What seemed obvious at first, became less so as I began to think about thinking, and how I can teach my students to do it. I’d spent years using Bloom’s Taxonomy to make sure my students were exercising a range of thinking skills.  How, though, can understanding what is happening in the brain when thinking is taking place inform the anatomy of a lesson? 
Enter Dr. Ido Davidesco, our guest speaker at the December 2019 Professional Development Day, who used the phrase “retrieval practice.” This phrase about a very specific mechanism of thinking was, and is, incredibly powerful for me because it points quite deliberately to the difference between having a memory and accessing it.  We assume that if the memory exists, it can be retrieved, and if it can’t be retrieved, it isn’t there. Rather than assume students can handily retrieve a memory whenever they need it, maybe memory retrieval needs to be tended to as any other skill does, with the design of an intentional learning experience, spaced practice and gradual release of control from teacher to student. This was the information I needed to help me restructure spaced practice in a way that would gradually require more and more memory retrieval during practice. 

Classroom Practice:
In learning how to solve word problems in third grade math, there are six steps we repeatedly follow.
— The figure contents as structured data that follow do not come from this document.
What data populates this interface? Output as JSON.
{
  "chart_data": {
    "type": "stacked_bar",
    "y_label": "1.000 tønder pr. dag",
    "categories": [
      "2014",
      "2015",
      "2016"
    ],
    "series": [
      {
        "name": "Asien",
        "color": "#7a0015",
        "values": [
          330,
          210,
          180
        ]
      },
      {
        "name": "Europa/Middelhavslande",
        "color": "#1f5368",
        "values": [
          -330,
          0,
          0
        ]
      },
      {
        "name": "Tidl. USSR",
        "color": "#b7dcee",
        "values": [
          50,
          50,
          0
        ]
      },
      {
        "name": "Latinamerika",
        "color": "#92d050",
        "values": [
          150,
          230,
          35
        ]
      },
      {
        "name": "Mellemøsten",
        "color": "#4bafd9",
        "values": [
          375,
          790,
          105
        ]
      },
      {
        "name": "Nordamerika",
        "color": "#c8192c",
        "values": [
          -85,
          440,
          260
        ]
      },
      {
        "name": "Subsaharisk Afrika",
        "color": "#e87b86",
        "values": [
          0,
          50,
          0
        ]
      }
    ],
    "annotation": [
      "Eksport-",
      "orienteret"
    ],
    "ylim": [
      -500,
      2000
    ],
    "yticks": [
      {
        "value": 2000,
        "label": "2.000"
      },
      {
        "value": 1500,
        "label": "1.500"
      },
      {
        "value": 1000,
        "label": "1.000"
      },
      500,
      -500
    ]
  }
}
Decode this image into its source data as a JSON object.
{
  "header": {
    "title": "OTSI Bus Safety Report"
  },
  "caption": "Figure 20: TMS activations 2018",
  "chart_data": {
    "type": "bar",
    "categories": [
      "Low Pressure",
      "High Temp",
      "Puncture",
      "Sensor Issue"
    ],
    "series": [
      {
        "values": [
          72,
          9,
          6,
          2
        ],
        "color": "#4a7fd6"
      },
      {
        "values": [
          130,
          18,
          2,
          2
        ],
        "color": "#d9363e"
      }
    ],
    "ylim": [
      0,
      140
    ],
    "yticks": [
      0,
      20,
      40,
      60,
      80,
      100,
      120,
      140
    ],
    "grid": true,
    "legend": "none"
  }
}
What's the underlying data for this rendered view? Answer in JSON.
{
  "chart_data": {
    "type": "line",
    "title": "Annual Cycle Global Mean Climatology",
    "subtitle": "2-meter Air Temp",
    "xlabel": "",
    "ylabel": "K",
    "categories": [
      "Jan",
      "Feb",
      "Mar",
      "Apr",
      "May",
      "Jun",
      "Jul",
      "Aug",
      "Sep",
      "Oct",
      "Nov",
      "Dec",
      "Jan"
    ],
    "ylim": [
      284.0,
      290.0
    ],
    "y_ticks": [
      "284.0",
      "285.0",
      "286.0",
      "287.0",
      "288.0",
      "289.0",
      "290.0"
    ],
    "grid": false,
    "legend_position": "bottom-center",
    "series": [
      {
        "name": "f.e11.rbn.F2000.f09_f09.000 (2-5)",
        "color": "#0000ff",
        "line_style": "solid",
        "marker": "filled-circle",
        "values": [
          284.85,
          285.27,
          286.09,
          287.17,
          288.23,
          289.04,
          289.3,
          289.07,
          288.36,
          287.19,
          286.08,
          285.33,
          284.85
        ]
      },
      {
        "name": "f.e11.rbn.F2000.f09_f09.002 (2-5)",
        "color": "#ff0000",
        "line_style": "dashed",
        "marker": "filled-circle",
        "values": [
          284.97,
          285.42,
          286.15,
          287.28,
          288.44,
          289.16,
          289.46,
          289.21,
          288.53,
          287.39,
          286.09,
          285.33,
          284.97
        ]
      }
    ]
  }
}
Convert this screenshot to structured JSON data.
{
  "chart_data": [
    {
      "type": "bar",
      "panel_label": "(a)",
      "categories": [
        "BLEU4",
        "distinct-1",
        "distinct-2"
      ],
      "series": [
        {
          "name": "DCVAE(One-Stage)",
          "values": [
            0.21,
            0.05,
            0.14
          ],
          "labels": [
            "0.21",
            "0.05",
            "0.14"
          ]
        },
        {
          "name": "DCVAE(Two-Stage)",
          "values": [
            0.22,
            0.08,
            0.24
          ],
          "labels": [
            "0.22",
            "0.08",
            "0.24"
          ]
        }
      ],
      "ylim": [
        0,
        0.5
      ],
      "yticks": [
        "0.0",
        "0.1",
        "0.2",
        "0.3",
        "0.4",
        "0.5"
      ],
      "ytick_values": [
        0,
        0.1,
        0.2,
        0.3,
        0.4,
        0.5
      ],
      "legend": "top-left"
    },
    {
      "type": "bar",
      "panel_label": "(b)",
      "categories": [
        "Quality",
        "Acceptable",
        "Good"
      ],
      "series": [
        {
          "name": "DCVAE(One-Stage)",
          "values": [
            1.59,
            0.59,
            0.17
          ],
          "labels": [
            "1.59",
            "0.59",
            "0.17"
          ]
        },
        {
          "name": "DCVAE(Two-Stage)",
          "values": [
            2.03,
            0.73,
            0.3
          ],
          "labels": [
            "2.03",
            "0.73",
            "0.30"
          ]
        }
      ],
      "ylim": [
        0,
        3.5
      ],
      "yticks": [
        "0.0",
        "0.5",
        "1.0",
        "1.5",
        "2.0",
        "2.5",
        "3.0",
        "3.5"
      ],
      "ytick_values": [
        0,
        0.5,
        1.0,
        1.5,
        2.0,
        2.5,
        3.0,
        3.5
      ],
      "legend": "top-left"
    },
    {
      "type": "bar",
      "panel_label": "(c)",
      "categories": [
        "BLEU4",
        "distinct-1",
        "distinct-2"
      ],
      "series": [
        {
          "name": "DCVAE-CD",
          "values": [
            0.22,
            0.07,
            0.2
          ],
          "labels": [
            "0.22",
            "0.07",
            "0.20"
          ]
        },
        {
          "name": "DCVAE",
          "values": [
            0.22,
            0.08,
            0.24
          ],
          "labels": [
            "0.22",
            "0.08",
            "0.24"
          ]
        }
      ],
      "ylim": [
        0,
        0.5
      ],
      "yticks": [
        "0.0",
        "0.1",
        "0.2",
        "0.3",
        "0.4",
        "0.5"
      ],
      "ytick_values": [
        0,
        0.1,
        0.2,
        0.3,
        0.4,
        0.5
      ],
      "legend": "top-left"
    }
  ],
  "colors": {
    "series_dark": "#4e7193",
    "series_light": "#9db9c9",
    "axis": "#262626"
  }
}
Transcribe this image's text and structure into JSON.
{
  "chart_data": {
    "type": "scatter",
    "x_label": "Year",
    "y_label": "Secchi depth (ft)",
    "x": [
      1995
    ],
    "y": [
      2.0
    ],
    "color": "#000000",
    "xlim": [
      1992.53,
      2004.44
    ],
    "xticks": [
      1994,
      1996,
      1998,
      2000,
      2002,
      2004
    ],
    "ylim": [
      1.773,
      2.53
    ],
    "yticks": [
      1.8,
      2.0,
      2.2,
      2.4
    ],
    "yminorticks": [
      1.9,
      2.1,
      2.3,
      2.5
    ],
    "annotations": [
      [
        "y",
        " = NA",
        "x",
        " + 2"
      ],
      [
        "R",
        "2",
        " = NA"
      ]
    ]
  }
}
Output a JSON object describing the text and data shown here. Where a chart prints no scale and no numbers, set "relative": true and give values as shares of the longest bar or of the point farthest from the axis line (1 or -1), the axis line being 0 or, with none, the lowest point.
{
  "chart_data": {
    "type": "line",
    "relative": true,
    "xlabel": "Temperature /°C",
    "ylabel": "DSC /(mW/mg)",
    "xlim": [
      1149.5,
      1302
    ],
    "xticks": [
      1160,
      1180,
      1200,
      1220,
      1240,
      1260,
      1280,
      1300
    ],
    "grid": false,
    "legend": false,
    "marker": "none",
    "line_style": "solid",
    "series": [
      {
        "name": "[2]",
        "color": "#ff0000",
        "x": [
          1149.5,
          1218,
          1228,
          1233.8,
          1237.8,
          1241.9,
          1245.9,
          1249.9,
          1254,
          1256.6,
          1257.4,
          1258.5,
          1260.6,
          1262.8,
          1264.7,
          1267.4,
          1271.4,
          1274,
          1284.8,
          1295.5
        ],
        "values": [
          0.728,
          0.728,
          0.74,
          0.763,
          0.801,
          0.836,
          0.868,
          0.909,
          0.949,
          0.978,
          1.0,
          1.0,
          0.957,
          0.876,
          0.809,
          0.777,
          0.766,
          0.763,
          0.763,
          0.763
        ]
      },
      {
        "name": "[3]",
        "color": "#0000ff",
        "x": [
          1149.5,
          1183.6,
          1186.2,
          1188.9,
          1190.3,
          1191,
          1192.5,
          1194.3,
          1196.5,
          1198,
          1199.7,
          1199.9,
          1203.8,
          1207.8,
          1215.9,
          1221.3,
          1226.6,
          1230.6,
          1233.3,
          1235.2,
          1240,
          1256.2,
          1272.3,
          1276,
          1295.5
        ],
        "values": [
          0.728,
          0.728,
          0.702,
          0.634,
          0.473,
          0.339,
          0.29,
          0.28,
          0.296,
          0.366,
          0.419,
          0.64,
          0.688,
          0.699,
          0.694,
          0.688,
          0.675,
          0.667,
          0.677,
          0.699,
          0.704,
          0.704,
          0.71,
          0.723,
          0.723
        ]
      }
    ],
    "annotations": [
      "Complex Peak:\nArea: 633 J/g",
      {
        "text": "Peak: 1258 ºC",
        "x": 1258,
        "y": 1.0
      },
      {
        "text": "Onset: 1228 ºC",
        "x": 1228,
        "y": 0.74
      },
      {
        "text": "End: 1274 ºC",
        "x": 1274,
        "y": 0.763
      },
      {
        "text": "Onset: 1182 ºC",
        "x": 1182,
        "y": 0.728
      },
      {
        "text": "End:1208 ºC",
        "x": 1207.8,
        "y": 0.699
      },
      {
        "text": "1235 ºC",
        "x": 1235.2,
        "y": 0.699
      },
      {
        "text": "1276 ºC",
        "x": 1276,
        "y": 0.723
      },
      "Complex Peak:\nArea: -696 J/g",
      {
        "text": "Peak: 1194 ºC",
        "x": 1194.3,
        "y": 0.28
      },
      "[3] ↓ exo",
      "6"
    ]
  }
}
They are:
  1. Read the story.
  2. Reread the story and visualize each part of it.
  3. Construct an answer sentence that will answer the question. Leave a blank where the unknown quantity will go.
  4. Draw a visual representation of the story (a bar model, a number bond or, in some cases, an actual sketch of the story) and label where the knowns and the unknowns are.
  5. Decide which operation would solve for the unknown and solve. Are you looking for a missing part, or a missing whole?
  6. Write the solution into the answer sentence
There is an anchor chart of these steps in full view that we refer to each time we work on a word problem, and typically, the specific word problems are written on a worksheet that has been thoroughly scaffolded for these six steps. While this routine has given our third graders ample opportunity for spaced practice of this problem-solving routine, I had been neglecting to ask them to retrieve any part of this process on their own!  It was no wonder they couldn’t construct this process without the scaffold! 

After hearing Dr. Davidesco, I returned to my class and immediately began to wean them off the template, one part at a time. First, we eliminated the reminder for an answer sentence, and they began to retrieve that step on their own. Then we removed the space specifically labeled for the computation. Again, they performed their calculations without the designated space. We are still in the weaning process and are working on removing parts or all of the visual representations, as that is the most challenging piece of the process. Lo and behold, their models are beginning to appear with little to no prompting!

It’s so gratifying for me to see my students moving forward in this way, and it’s my hope that they will remember this routine because of how they thought about it as they practiced.